Thousands Are Taking a Virtual Road Trip—Together—Using Google Street View

It’s Friday afternoon. I’m sitting at my desk, not far from the usual buzz of city noise, but instead, I’m hearing car honks mixed with the mellow tunes coming from Bowdoin College’s radio station. Here’s the kicker: I’m not in Maine, and I’m definitely not in a car. Welcome to Internet Roadtrip.

Think of Internet Roadtrip as a massive online road trip game — or as its creator, Neal Agarwal, likes to call it, a “road-trip simulator.” Here’s how it works: every 10 seconds, a crowd of viewers votes on which way the “car” should go in Google Street View. Want to honk the horn? Change the radio station? You can vote on those, too. The choice with the most votes gets clicked, and off we go, cruising through virtual streets to… wherever the collective chat decides.

If this sounds a bit like the legendary Twitch Plays Pokémon from over a decade ago, you’re not wrong. But thankfully, it’s much less chaotic. For one, there’s a few thousand players at most, instead of tens of thousands, and we have handy tools like Discord to keep things organized (thank you, technology).

Don’t expect to reach your next vacation spot anytime soon, though. The car moves slower than a leisurely stroll, and moderators on Discord have had to remind eager new travelers that suggesting a road trip from Maine to Las Vegas? Yeah, that’s probably going to take almost 10 months in real-time. Alaska is a no-go, too — not just because of distance, but due to missing Street View data.
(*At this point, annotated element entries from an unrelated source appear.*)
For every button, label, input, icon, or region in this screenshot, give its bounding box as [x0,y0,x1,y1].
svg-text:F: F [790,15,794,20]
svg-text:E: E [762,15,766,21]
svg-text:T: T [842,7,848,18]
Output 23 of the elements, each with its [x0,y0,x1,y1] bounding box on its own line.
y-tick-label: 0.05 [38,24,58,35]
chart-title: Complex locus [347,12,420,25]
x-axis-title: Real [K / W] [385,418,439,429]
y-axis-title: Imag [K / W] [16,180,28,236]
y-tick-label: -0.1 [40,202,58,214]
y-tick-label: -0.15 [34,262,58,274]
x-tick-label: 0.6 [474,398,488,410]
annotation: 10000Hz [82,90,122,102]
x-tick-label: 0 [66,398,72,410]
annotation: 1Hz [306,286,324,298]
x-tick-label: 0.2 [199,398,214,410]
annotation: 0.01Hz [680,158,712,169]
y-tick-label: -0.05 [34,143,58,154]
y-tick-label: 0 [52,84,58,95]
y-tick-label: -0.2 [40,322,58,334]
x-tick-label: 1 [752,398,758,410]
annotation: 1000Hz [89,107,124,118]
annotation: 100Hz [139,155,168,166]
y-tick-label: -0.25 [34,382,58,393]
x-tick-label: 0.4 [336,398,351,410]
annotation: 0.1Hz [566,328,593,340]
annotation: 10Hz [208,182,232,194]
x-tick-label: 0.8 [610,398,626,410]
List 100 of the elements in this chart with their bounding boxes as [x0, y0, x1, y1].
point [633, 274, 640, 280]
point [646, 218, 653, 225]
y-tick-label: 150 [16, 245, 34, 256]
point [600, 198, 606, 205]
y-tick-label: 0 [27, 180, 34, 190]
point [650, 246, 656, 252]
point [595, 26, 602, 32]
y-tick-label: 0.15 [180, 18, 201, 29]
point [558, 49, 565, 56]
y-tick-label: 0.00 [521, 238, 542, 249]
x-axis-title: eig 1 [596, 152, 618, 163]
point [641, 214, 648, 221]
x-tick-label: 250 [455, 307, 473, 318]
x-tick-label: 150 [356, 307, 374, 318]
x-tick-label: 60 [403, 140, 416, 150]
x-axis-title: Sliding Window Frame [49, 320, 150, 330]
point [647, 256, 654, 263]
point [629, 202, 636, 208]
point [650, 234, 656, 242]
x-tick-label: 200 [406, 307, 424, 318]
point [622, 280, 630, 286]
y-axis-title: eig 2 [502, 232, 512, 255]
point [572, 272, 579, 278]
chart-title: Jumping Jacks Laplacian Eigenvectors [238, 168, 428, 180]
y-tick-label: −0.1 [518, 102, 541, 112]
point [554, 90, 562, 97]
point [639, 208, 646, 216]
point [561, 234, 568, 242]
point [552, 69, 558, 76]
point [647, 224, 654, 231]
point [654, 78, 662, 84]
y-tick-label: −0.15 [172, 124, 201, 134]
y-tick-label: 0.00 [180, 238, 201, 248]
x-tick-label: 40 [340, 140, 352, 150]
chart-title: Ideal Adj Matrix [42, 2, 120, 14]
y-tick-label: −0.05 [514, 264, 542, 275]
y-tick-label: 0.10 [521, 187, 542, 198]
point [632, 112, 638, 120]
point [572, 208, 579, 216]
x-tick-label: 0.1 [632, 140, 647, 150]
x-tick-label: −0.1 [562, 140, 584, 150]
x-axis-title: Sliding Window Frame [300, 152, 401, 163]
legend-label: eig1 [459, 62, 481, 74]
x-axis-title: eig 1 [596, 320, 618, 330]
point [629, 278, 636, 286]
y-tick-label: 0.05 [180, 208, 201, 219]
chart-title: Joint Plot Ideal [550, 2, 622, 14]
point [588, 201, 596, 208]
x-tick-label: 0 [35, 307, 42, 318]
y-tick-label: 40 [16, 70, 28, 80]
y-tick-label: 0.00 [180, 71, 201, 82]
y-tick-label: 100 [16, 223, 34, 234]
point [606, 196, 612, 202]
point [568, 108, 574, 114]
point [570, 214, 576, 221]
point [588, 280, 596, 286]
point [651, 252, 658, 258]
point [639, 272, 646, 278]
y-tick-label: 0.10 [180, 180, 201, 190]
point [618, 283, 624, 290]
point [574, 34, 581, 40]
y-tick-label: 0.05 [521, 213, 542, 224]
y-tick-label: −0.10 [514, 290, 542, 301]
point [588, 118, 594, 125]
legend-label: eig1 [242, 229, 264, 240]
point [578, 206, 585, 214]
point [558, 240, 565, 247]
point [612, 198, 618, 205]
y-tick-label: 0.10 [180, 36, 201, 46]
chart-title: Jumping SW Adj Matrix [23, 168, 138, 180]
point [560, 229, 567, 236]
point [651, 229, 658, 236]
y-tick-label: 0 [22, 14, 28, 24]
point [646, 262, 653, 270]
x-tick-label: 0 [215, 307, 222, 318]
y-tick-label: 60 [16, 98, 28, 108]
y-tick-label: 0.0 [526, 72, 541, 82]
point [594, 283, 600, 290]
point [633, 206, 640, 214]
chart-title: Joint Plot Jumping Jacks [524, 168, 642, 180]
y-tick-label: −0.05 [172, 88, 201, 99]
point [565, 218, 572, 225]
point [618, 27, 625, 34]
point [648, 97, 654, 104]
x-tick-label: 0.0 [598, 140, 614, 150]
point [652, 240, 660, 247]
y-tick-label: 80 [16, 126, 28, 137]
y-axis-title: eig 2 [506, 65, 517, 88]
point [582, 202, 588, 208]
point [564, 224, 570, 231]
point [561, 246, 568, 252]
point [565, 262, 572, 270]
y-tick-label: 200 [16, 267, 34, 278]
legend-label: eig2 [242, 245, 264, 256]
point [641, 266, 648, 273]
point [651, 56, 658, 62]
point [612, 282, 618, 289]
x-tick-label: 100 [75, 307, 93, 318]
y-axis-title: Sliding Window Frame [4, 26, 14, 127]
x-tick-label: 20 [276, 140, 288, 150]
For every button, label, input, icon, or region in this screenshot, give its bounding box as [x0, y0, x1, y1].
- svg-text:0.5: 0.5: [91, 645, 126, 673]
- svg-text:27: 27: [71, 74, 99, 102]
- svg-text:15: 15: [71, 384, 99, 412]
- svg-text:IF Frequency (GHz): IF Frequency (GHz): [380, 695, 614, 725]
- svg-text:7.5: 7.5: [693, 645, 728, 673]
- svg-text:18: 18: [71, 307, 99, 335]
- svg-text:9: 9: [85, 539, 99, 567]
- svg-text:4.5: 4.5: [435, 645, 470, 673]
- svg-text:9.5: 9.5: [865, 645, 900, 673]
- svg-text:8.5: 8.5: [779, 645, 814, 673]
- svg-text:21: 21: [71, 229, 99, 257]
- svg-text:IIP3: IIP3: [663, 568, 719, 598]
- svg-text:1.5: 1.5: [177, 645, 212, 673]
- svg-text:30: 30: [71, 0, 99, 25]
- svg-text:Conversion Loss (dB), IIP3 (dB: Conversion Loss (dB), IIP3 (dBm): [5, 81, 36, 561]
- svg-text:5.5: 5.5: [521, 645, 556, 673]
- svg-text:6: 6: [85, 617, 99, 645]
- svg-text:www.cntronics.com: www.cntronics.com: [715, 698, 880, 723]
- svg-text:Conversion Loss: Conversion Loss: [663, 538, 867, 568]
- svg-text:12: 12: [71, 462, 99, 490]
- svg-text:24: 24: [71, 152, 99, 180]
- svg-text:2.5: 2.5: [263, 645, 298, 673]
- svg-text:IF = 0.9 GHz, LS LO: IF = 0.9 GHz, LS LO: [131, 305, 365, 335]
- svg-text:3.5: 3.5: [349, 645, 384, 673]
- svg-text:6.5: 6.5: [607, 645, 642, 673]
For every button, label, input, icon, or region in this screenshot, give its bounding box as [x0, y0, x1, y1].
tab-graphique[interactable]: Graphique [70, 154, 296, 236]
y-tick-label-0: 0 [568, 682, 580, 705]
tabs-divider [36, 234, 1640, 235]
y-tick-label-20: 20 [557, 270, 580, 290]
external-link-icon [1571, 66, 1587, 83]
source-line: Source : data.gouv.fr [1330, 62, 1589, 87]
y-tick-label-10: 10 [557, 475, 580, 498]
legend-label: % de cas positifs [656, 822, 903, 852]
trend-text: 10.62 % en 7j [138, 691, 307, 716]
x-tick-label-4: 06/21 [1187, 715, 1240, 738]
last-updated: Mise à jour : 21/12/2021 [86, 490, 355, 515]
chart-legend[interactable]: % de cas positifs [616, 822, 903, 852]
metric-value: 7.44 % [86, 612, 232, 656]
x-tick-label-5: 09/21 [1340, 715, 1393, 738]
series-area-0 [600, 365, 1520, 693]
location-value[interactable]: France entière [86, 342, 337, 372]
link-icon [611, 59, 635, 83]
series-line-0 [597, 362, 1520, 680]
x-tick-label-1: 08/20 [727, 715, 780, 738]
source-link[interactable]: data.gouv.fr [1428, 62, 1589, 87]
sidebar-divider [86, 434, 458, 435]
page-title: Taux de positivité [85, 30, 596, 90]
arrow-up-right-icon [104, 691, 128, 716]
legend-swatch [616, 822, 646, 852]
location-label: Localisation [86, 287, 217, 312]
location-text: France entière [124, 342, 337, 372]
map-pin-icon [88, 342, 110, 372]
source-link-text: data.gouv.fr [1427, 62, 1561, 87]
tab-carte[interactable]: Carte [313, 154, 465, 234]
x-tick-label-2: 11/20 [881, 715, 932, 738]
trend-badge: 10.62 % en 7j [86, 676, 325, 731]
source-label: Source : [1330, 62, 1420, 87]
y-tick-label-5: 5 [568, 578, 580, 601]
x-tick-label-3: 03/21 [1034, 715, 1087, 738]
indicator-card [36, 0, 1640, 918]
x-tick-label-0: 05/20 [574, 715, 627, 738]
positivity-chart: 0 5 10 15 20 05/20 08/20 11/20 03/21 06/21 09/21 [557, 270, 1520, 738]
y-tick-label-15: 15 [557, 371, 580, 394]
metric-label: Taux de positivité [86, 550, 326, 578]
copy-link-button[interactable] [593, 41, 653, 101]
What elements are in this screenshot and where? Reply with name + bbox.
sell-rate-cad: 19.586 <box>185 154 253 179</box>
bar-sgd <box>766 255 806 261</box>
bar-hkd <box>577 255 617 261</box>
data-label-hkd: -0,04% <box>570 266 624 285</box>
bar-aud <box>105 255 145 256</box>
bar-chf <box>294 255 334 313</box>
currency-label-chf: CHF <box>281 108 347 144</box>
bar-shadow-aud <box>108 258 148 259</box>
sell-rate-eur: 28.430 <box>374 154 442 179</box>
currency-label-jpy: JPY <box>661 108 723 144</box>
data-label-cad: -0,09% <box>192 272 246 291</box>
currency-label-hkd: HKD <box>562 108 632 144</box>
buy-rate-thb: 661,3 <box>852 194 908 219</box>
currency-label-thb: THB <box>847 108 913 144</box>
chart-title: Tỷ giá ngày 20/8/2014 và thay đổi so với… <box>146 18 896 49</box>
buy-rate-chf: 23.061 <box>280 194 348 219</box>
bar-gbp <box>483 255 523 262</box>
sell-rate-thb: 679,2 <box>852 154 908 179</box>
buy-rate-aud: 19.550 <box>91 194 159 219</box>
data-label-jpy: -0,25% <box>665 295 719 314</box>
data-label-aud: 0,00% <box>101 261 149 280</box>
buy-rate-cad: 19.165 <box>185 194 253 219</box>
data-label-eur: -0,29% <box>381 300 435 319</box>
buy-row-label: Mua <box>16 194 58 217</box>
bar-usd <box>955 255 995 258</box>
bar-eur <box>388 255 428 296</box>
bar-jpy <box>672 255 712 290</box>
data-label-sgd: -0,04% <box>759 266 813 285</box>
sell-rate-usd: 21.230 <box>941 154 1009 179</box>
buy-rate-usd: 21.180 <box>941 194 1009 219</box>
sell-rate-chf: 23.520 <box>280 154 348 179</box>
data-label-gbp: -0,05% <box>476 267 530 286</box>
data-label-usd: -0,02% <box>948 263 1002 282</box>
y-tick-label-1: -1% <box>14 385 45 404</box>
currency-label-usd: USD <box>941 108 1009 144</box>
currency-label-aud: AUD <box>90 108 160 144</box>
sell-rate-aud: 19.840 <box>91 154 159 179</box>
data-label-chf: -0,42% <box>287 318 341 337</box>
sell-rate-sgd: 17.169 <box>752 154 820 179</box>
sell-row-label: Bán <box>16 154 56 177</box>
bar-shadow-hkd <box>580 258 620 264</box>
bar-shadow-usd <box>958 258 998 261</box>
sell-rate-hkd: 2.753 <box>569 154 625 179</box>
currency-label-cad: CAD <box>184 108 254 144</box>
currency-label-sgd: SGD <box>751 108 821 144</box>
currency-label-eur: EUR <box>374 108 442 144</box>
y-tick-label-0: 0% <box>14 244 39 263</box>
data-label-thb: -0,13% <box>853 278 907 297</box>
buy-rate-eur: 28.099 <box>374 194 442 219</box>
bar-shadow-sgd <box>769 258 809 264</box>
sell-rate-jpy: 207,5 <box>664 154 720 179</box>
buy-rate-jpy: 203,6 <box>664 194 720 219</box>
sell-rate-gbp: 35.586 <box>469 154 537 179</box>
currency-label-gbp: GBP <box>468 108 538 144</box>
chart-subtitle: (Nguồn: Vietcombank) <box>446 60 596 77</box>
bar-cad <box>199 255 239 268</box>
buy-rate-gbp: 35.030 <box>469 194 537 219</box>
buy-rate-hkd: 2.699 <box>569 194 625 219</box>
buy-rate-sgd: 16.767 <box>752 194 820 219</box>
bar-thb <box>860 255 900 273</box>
“Google Street View works by stitching together lots of photos,” explains the Discord FAQ. “In some areas leading to Alaska, there are gaps in the imagery. We’d just get stuck there. We checked every route to Alaska — all have gaps.”

What’s beautiful about Internet Roadtrip is that it’s not about the destination. Unlike games like GeoGuessr, where you’re racing to pinpoint your location, here it’s the journey itself that counts. Some players have chatted about heading into Canada next, which feels doable from Maine’s doorstep. But really, the magic is in the spontaneous experience — tuning into a college radio station with a thousand strangers online, exploring the quiet backroads of Blue Hill, Maine, all without leaving your chair.

It’s a reminder that sometimes, the best trips happen when you just go with the flow — even if that flow is controlled by a thousand votes online.